「鍋島緞通」文様で有田焼 女性グループ「TASUKI」が第1弾作品

西日本新聞 佐賀版 糸山 信

 佐賀県を代表する伝統工芸、有田焼と鍋島緞通(だんつう)の担い手として家業を継いだ女性3人が、若手後継者グループ「TASUKI」を立ち上げた。共作の第1弾として、鍋島緞通の伝統文様を描いた有田焼の染め付け皿を制作した。21日から3日間限定で売り出す。

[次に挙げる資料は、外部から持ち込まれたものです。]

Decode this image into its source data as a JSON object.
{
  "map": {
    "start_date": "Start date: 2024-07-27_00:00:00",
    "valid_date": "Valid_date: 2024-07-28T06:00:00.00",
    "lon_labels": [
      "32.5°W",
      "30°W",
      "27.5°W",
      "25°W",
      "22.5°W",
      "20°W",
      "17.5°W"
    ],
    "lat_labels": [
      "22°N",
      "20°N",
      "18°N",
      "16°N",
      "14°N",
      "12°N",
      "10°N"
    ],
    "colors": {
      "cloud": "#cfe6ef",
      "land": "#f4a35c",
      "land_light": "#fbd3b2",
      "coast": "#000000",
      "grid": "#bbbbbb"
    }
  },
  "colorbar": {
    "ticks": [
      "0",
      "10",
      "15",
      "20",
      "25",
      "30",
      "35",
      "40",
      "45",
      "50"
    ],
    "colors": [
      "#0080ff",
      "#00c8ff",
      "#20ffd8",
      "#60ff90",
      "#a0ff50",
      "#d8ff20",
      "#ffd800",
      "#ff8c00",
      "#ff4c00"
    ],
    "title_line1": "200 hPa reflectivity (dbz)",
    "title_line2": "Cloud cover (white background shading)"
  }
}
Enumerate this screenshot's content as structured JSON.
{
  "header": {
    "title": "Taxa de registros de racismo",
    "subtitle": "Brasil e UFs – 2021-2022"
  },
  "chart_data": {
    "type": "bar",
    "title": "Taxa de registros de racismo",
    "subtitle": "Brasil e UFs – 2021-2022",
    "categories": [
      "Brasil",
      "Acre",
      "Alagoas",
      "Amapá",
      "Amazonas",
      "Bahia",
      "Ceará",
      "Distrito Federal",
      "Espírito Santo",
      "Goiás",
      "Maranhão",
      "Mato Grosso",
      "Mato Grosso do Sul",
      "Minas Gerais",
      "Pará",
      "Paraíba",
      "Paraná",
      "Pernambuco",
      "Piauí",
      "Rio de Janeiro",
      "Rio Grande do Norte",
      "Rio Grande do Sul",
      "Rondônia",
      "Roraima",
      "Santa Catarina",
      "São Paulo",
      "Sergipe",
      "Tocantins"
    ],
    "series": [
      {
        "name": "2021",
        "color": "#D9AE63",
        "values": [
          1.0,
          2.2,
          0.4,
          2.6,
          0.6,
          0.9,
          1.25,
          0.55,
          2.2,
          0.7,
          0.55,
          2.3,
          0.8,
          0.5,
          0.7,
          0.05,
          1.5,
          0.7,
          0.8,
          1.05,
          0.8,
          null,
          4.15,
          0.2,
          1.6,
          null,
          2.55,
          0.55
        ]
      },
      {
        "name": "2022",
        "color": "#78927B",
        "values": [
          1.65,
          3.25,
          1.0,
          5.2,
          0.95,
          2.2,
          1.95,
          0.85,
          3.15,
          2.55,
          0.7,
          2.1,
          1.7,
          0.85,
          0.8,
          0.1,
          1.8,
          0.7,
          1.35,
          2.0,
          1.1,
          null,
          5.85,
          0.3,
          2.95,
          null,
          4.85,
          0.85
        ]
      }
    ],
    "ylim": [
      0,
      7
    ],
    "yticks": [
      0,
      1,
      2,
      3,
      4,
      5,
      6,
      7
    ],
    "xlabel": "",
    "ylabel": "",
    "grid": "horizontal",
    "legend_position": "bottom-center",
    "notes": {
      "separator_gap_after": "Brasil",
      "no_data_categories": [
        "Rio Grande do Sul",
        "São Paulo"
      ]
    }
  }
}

 メンバーは有田焼の商社「賞美堂本店」で商品開発などを手掛ける蒲地亜紗さん(32)=有田町、有田焼窯元「そうた窯」の絵付け師の諸隈千佳さん(31)=武雄市山内町、「吉島伸一鍋島緞通」5代目技術継承者の吉島夕莉子さん(29)=佐賀市大和町。3人はテレビ番組の企画を通じて知り合ったという。

 TASUKIには、伝統工芸と家業を次代に守りつなぎたいという思いと、異業種の連携によってたすき掛け(かけ算)の効果が生み出せないかという期待を込めた。

 互いの伝統や技術を学ぶうち、唐草文を用いたモチーフや藍色の使い方などの共通点を発見。緞通風のデザインを有田焼で表現することが決まり、正角皿(15・5センチ四方)と長角皿(横23センチ、縦14センチ)で2種類ずつ作り上げた。

 作品で目に留まるのが、諸隈さんが一枚一枚手書きで仕上げた鍋島緞通伝統の「龍唐草」。有田焼には少ない左右対称の構成で、真上から見るとじゅうたんや座布団のよう。葉や茎は一枚一枚ふくよかに描かれるなど、線描きよりも面を強調したデザインになった。

 商品は各10枚限定、シリアルナンバー付きで税別7千円~1万2千円。賞美堂本店(有田町中の原)で展示販売する。3人は22日に在店予定で、蒲地さんは「時代によって生活様式は変わっても、伝統文様には色あせない魅力がある。伝統工芸には縁がなかったという同世代の人たちに見てもらいたい」と話している。同店=0955(42)2261。